Genesis 6:1-4 is one of the most highly debated topics among saints and theologians alike. I’ll give my humble opinion on the subject as best I can. There are two (some would argue four) possible answers to your question. First (and most plausibly), the “sons of God” mentioned in Genesis 6:1-4 refer to the godly “sons of Seth” marrying the heathen daughters of Cain. God’s covenant people are often referred to in the Bible as “God’s sons” (Exodus 4:22, Deuteronomy 14:1, Romans 8:14). This view would explain why God eventually forbade the Israelites from marrying Canaanite women (Exodus 34:16, Deuteronomy 7:3).

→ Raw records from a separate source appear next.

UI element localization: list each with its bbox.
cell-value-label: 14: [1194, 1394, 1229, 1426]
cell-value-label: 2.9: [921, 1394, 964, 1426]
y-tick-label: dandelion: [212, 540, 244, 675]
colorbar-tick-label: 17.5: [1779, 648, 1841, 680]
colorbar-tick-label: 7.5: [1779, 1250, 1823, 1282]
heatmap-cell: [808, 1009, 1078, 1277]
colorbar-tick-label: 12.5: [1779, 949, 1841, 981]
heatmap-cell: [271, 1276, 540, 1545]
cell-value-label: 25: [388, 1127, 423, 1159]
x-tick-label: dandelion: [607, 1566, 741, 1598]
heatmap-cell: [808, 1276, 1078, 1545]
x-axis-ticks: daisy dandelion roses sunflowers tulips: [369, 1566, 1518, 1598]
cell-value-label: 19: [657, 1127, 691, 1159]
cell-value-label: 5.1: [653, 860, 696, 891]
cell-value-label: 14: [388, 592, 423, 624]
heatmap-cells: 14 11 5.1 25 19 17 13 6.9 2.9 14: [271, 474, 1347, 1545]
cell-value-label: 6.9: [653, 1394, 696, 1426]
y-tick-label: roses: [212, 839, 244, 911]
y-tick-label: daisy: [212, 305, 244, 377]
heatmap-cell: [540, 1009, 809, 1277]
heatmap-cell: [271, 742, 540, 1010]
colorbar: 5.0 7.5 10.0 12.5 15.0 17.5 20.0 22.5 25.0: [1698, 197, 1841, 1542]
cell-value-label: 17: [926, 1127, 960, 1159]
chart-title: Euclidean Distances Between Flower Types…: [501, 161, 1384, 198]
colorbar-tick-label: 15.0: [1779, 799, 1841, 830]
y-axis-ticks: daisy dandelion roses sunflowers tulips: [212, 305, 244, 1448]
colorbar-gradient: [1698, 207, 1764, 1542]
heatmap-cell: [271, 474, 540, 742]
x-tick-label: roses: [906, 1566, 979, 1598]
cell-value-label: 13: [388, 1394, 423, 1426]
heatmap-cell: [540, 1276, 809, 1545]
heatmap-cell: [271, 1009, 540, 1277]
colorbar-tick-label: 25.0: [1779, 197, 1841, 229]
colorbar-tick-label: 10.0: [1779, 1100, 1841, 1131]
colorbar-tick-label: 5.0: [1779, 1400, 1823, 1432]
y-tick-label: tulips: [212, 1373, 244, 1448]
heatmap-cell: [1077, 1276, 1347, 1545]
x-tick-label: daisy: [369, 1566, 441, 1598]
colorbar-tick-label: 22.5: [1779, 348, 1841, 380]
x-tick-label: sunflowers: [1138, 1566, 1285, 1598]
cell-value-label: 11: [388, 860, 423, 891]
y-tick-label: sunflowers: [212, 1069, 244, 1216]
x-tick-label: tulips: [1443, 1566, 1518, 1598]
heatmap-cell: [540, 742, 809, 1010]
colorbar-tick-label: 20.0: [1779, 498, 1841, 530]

Most plausibly, the “sons of God” mentioned in Genesis 6:1-4 refer to the godly “sons of Seth” marrying the heathen daughters of Cain.

Demonic Offspring

However, it is a widespread opinion that the “sons of God” mentioned in Genesis were fallen angels marrying mortal women and producing giants. Although, you should know the word Nephilim or giants could mean giants in the sense of their fame, strength, or renown and does not necessarily refer to actual giants in the sense of height. There is some credence given to this idea in Peter’s epistles and the epistle of Jude (Jude 6, 2 Peter 2:4). I don’t believe this view to be accurate. Proponents of this view still leave us with more questions than answers.

Final Possibility

It would be far more plausible, in my opinion, to say demon-possessed men married and produced wicked offspring rather than believing literal angelic (spiritual beings) married and had half-human half-demon offspring. As best we can tell from Scripture, actual angels (or demons) are incapable of doing such a thing. Otherwise, Satan and all the fallen angels would most certainly be doing just that regularly trying to wreak havoc in this world. They do not, and that alone is enough to convince me that such a thing is impossible.